Updated: Friday, August 3, 2007 2:09 PM PDT

New water rules that will sharply curtail some new exempt wells in the Walla Walla River basin were signed Thursday.

State Department of Ecology Director Jay Manning put his signature on the amendments, which will now be sent to the state Office of Code Reviser, said Hedia Adelsman, Ecology executive policy advisor.

Among the changes made by the new rules are requirements that new exempt wells drilled in certain areas be limited to 1,250 gallons a day for single residences and that they may not be used for irrigation between May and November unless owners provide ``bucket-for-bucket'' mitigation to replace withdrawals.

The areas affected will be lands zoned for lot sizes of 10 acres or less in the county. About 3.7 percent of the land in Walla Walla County is under that zoning, according to the county Community Development Department.

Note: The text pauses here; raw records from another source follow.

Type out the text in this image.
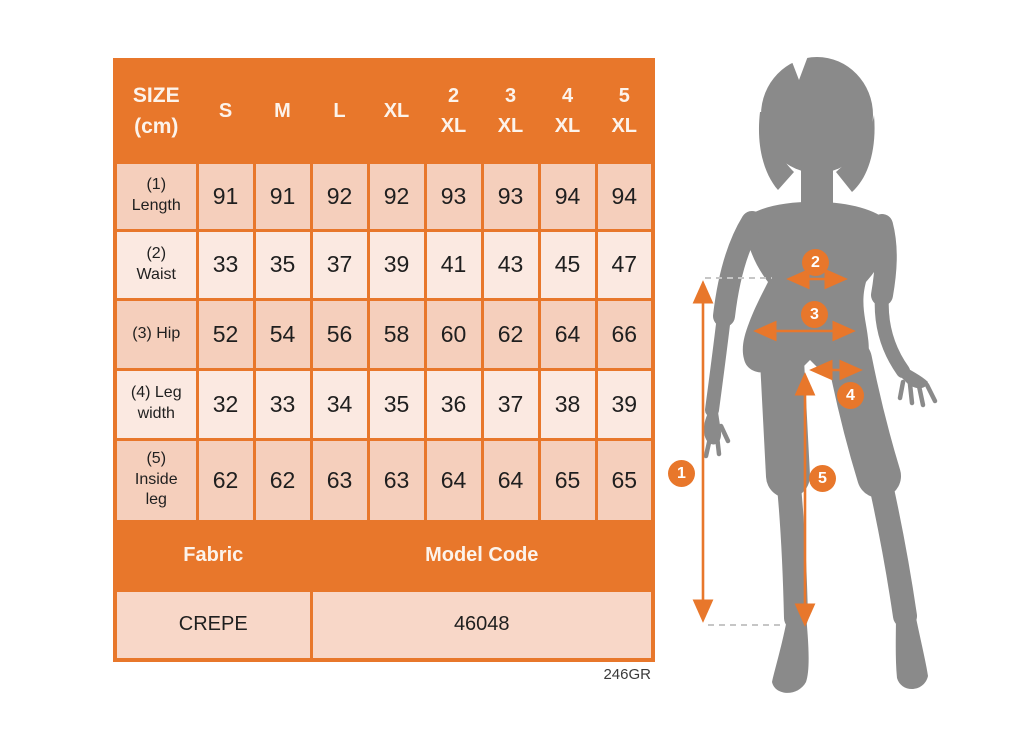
SIZE (cm)	S	M	L	XL	2 XL	3 XL	4 XL	5 XL
(1) Length	91	91	92	92	93	93	94	94
(2) Waist	33	35	37	39	41	43	45	47
(3) Hip	52	54	56	58	60	62	64	66
(4) Leg width	32	33	34	35	36	37	38	39
(5) Inside leg	62	62	63	63	64	64	65	65
Fabric			Model Code					
CREPE			46048					
246GR
1
2
3
4
5
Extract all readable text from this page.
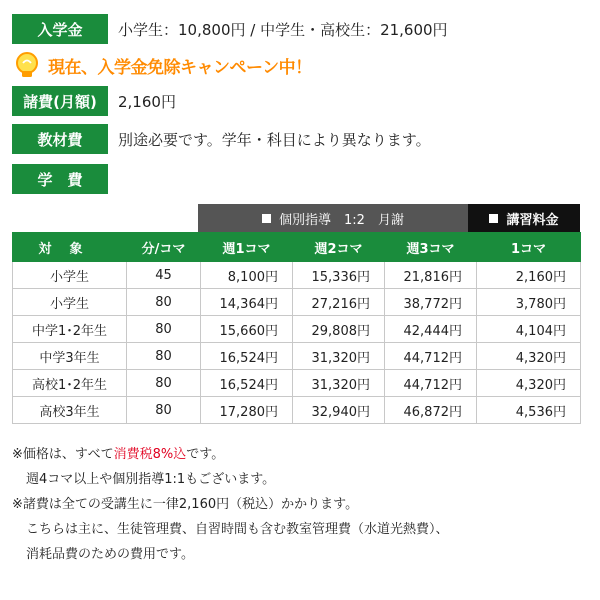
入学金	小学生：10,800円 / 中学生・高校生：21,600円
現在、入学金免除キャンペーン中！
諸費(月額)	2,160円
教材費	別途必要です。学年・科目により異なります。
学　費
個別指導　1:2　月謝	講習料金
対象	分/コマ	週1コマ	週2コマ	週3コマ	1コマ
小学生	45	8,100円	15,336円	21,816円	2,160円
小学生	80	14,364円	27,216円	38,772円	3,780円
中学1･2年生	80	15,660円	29,808円	42,444円	4,104円
中学3年生	80	16,524円	31,320円	44,712円	4,320円
高校1･2年生	80	16,524円	31,320円	44,712円	4,320円
高校3年生	80	17,280円	32,940円	46,872円	4,536円
※価格は、すべて消費税8%込です。
週4コマ以上や個別指導1:1もございます。
※諸費は全ての受講生に一律2,160円（税込）かかります。
こちらは主に、生徒管理費、自習時間も含む教室管理費（水道光熱費）、
消耗品費のための費用です。
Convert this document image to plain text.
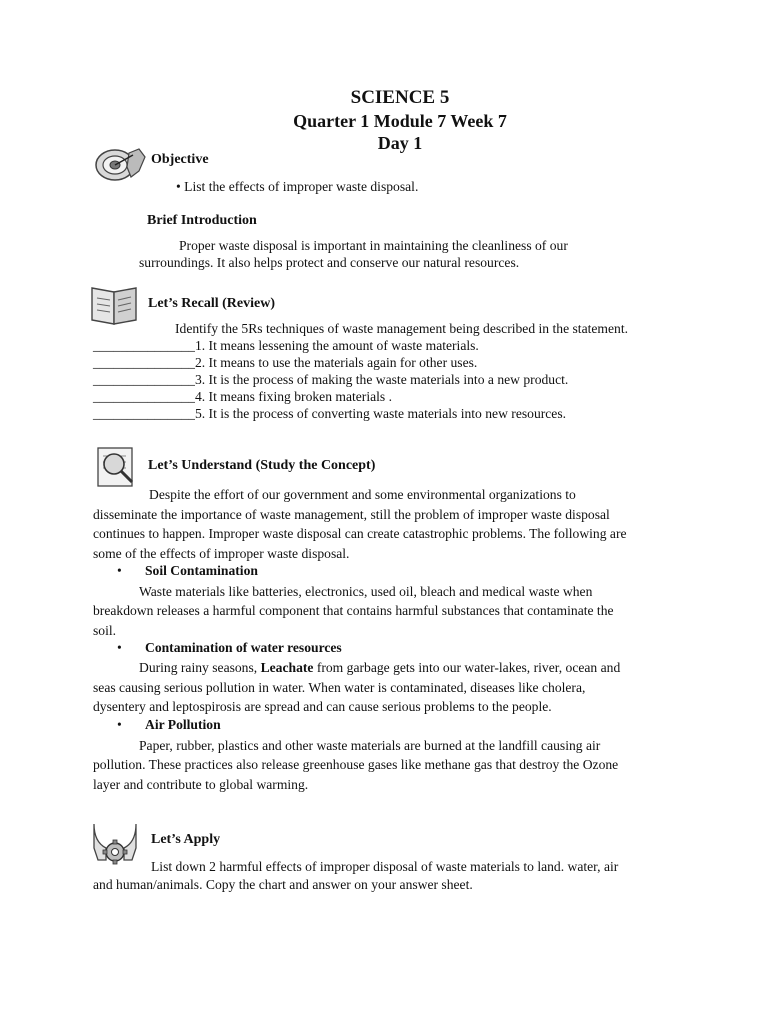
SCIENCE 5
Quarter 1 Module 7 Week 7
Day 1
Objective
• List the effects of improper waste disposal.
Brief Introduction
Proper waste disposal is important in maintaining the cleanliness of our
surroundings. It also helps protect and conserve our natural resources.
Let’s Recall (Review)
Identify the 5Rs techniques of waste management being described in the statement.
_______________1. It means lessening the amount of waste materials.
_______________2. It means to use the materials again for other uses.
_______________3. It is the process of making the waste materials into a new product.
_______________4. It means fixing broken materials .
_______________5. It is the process of converting waste materials into new resources.
Let’s Understand (Study the Concept)
Despite the effort of our government and some environmental organizations to
disseminate the importance of waste management, still the problem of improper waste disposal
continues to happen. Improper waste disposal can create catastrophic problems. The following are
some of the effects of improper waste disposal.
• Soil Contamination
Waste materials like batteries, electronics, used oil, bleach and medical waste when
breakdown releases a harmful component that contains harmful substances that contaminate the
soil.
• Contamination of water resources
During rainy seasons, Leachate from garbage gets into our water-lakes, river, ocean and
seas causing serious pollution in water. When water is contaminated, diseases like cholera,
dysentery and leptospirosis are spread and can cause serious problems to the people.
• Air Pollution
Paper, rubber, plastics and other waste materials are burned at the landfill causing air
pollution. These practices also release greenhouse gases like methane gas that destroy the Ozone
layer and contribute to global warming.
Let’s Apply
List down 2 harmful effects of improper disposal of waste materials to land. water, air
and human/animals. Copy the chart and answer on your answer sheet.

Concerns over the mitigation requirements led to a conference call in June between Manning, Walla Walla and Columbia County commissioners, state legislators and others. Officials at that time agreed to work to create a ``water bank'' to let landowners obtain water for irrigation during restricted months.

The plan worked out by local and state officials calls for the Washington Water Trust, a nonprofit agency based in Seattle, to acquire water on behalf of Ecology. Residents would then be able to pay a one-time fee to use up to 1,000 gallons a day for irrigation from May through November.

The amendments also establish minimum in-stream flows, require new exempt wells to be metered and limit stock-watering based on parcel sizes.

Adelsman said today the new rules should go into effect Sept. 5, 30 days after the signing.

A question-and-answer guide on the new rules will be posted on the Ecology Web site and printed versions will also be distributed to the county Community Development Department and elsewhere, such as real estate offices, Adelsman said.

A public workshop on the new amendments is being planned to be held sometime in September, Adelsman said. A specific date has not yet been set.


Amendments to the state water rule for the Walla Walla River Basin. Among the changes are restrictions on new exempt wells in certain areas. Restrictions include how much water can be withdrawn and a requirement for ``bucket for bucket'' mitigation to replace water used for irrigation between May and November.


People in the Walla Walla River Basin who want to drill new exempt wells in the shallow aquifer in areas zoned for minimum lot sizes of 10 acres or less.


People with existing water rights or who have an exempt well that is now in use, people who can obtain a water rights transfer or those who can drill into the deep basalt aquifer.


A well exempt from state water-right permitting requirements (RCW 90.44.050). Such wells are intended to provide up to 5,000 gallons of water per day for livestock, domestic use in single homes or small groups of homes, watering non-commercial lawns or gardens up to a half-acre and industrial purposes.


According to Ecology, restrictions are needed to address the impact of new exempt wells on existing water rights and on efforts to protect and restore stream flows in the Touchet, Walla Walla and Mill Creek/Yellowhawk Creek system.